2 役員に関する改定
(3)利益相反取引の防止
外部専門家を役員とすることが可能とされたことに伴い、管理組合の利益を犠牲にして自己や第三者の
利益を図るような恐れのある取引に対する規制の必要性が高くなったことから、今回の改正では役員の利
益相反行為の防止に係る規定が設けられました。具体的には次のとおりです。
① 理事会の決議
役員が自己または第三者のために管理組合と取引をしようとするときや、管理組合が役員以外の者と
の間で管理組合と当該役員との利益が相反する取引をしようとするときは、理事会において当該取引に
つき重要な事実を開示し、理事会の承認を受けなければならないとされました。また、その決議には、
特別の利害関係を有する理事は加わることができません。
② 理事長が利益相反行為に該当する場合の理事長権限
理事長は管理組合を代表しますが、理事長と管理組合との間の利害が相反する事項に関しては、理事
長の代表権は制限され、監事または理事長以外の理事が管理組合を代表することとなります。
(4)監事の権限の明確化
これまでも監事は、管理組合の業務の執行や財産の状況を監査し、その結果を総会に報告すべき義務を
負うものとされていました。しかし、その具体的内容や、監査の実効性を担保する調査権限等については
何も定めがありませんでした。そこで、今回の改正では、次のような規定を設けて監事の職務権限の明確
化等を図っています。
① 監事の職務内容
監事の業務には「理事が総会に提出しようとする議案を調査」することが含まれ、かつ「その調査の
結果、法令又は規約に反し、又は著しく不当な事項があると認められるとき」にはその事項も総会の報
告事項であるとする考え方が示されました。
② 監事の調査権限
監事の報告請求権、調査権として、いつでも理事や管理組合の職員に対して業務の報告を求め、ある
いは業務や財産の状況を調査することができる旨が明記されました。
③ 理事会への出席および報告義務、理事会の招集請求等
これまで監事は、理事会への出席は任意とされていましたが、監事の監督機能の強化のため、監事は
「理事会に出席し、必要があると認めるときは、意見を述べなければならない」とされました。

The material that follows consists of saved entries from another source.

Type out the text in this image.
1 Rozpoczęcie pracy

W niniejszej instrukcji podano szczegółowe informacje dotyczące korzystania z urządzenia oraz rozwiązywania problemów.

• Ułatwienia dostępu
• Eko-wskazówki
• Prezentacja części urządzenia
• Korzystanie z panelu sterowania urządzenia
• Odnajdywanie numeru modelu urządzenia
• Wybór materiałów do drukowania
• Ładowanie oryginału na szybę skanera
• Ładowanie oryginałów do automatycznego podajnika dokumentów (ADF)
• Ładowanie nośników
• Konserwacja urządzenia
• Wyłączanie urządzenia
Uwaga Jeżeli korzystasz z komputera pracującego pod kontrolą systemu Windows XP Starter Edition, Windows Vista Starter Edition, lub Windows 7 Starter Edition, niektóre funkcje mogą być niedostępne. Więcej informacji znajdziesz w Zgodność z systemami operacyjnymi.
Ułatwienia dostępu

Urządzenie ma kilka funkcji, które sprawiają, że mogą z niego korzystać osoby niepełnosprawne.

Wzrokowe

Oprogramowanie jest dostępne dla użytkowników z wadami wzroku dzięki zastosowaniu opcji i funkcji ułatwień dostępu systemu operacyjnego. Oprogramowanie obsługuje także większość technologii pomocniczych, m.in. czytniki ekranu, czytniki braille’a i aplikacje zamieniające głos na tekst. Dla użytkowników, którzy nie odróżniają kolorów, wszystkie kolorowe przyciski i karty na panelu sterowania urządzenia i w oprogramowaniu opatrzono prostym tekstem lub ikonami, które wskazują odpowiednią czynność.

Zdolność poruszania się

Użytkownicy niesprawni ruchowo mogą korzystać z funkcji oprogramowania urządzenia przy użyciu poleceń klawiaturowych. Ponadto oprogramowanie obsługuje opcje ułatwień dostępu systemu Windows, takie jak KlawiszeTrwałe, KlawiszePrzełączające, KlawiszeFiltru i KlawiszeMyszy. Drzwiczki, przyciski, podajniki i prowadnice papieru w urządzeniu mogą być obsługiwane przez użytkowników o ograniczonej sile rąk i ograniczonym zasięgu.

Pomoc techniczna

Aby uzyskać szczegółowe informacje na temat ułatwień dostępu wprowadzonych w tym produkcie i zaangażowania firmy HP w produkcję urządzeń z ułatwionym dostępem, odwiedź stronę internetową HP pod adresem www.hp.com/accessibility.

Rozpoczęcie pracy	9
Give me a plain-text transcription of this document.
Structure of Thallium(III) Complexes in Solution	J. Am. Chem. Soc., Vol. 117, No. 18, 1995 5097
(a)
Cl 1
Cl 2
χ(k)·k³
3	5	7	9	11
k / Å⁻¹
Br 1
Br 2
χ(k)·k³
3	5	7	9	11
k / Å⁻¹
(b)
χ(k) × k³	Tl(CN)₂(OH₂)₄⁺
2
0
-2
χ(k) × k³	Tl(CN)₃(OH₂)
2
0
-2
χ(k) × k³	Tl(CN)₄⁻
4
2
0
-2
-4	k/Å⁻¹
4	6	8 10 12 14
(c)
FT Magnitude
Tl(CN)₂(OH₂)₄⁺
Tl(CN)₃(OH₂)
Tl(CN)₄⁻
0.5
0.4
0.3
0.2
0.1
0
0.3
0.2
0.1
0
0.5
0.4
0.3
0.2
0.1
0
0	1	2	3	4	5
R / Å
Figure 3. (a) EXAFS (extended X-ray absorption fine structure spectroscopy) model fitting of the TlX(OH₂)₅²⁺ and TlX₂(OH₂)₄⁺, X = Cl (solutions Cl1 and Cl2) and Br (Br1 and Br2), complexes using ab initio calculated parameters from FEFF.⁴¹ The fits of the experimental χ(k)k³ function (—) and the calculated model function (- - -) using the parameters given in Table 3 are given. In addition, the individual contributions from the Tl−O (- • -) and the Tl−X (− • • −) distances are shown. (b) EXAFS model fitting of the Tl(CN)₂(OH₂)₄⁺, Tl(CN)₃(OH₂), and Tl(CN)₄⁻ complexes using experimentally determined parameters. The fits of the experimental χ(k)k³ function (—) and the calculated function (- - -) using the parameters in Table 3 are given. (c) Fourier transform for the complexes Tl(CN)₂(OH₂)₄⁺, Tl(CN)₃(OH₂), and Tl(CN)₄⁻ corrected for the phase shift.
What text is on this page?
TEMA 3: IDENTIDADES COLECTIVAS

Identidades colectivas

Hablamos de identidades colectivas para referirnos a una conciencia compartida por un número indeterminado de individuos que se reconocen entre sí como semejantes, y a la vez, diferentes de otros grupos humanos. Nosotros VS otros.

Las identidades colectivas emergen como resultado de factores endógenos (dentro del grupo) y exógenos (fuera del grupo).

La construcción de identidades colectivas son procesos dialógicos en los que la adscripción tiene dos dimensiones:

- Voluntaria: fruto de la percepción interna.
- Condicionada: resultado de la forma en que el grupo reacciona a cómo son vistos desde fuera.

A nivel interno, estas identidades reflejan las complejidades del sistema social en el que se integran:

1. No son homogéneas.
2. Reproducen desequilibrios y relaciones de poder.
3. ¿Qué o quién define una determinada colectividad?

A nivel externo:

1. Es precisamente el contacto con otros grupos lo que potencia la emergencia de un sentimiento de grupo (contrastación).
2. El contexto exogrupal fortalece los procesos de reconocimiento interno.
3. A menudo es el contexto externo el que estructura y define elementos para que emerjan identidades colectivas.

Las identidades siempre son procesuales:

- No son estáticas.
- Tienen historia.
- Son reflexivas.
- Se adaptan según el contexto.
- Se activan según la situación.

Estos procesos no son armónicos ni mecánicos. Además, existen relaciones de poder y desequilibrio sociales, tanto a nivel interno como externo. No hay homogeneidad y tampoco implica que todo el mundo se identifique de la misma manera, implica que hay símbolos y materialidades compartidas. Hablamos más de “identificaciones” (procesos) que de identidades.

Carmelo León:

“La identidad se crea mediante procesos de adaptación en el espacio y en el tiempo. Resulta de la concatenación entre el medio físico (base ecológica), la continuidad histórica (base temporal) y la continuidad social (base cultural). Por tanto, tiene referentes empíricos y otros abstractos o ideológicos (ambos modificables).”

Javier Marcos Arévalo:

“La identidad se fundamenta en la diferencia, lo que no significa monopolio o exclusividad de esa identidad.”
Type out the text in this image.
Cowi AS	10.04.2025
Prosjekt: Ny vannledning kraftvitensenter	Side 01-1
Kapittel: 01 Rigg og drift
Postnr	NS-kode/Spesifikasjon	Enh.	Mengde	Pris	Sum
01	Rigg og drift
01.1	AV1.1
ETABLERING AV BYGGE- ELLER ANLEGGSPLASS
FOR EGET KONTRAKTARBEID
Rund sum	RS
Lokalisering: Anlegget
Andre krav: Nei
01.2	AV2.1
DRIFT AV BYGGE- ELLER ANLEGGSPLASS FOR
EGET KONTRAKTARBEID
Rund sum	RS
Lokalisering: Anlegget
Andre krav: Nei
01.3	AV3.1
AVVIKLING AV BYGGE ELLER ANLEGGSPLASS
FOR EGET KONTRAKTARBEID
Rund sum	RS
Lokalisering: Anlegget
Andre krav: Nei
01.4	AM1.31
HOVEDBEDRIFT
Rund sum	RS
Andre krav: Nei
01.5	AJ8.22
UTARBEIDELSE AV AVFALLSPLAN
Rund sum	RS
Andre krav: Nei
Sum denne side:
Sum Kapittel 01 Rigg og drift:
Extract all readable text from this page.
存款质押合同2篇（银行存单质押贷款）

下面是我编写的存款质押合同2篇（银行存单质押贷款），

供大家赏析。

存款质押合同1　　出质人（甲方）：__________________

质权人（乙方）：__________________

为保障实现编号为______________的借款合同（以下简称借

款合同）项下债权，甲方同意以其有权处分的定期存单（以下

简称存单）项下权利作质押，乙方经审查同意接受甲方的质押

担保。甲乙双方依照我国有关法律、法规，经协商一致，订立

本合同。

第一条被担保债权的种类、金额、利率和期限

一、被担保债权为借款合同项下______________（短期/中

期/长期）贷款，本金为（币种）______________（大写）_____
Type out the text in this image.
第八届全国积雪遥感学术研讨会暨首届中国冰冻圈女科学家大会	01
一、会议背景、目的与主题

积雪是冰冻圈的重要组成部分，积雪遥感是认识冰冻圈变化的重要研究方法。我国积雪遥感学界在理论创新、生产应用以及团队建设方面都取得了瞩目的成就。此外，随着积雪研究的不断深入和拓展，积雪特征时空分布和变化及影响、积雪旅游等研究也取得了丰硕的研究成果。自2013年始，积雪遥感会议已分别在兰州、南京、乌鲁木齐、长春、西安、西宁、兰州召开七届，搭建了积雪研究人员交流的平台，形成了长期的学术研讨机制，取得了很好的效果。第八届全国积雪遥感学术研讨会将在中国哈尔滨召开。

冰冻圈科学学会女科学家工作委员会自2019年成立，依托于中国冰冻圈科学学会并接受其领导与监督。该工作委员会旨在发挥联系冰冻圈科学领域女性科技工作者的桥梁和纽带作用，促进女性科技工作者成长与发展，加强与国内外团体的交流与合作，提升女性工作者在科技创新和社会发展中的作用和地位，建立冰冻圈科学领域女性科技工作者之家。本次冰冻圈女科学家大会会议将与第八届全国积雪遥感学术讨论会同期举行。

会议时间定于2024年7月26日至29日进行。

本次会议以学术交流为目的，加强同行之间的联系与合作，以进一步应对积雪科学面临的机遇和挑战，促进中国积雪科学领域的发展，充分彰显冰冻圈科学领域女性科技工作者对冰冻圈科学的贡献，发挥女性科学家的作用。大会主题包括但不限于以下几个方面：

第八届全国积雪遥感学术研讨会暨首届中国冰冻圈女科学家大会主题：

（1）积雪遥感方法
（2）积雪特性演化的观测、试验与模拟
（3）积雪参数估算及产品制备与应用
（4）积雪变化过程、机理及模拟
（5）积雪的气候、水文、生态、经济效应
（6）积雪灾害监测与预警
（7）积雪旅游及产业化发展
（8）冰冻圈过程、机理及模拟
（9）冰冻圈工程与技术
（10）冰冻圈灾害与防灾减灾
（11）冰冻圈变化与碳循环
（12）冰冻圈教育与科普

そして、理事が不正の行為をしたりその恐れがあると認めるときや、法令、規約、使用細則等、総会
・理事会の決議に違反する事実や著しく不当な事実があると認めるときは、「遅滞なく、その旨を理事
会に報告しなければならない」とされました。
さらに、理事会の招集請求権とともに、請求のあった日から5日以内に理事長が理事会の招集通知を
発しないときの監事自らの理事会招集権も規定されたところです。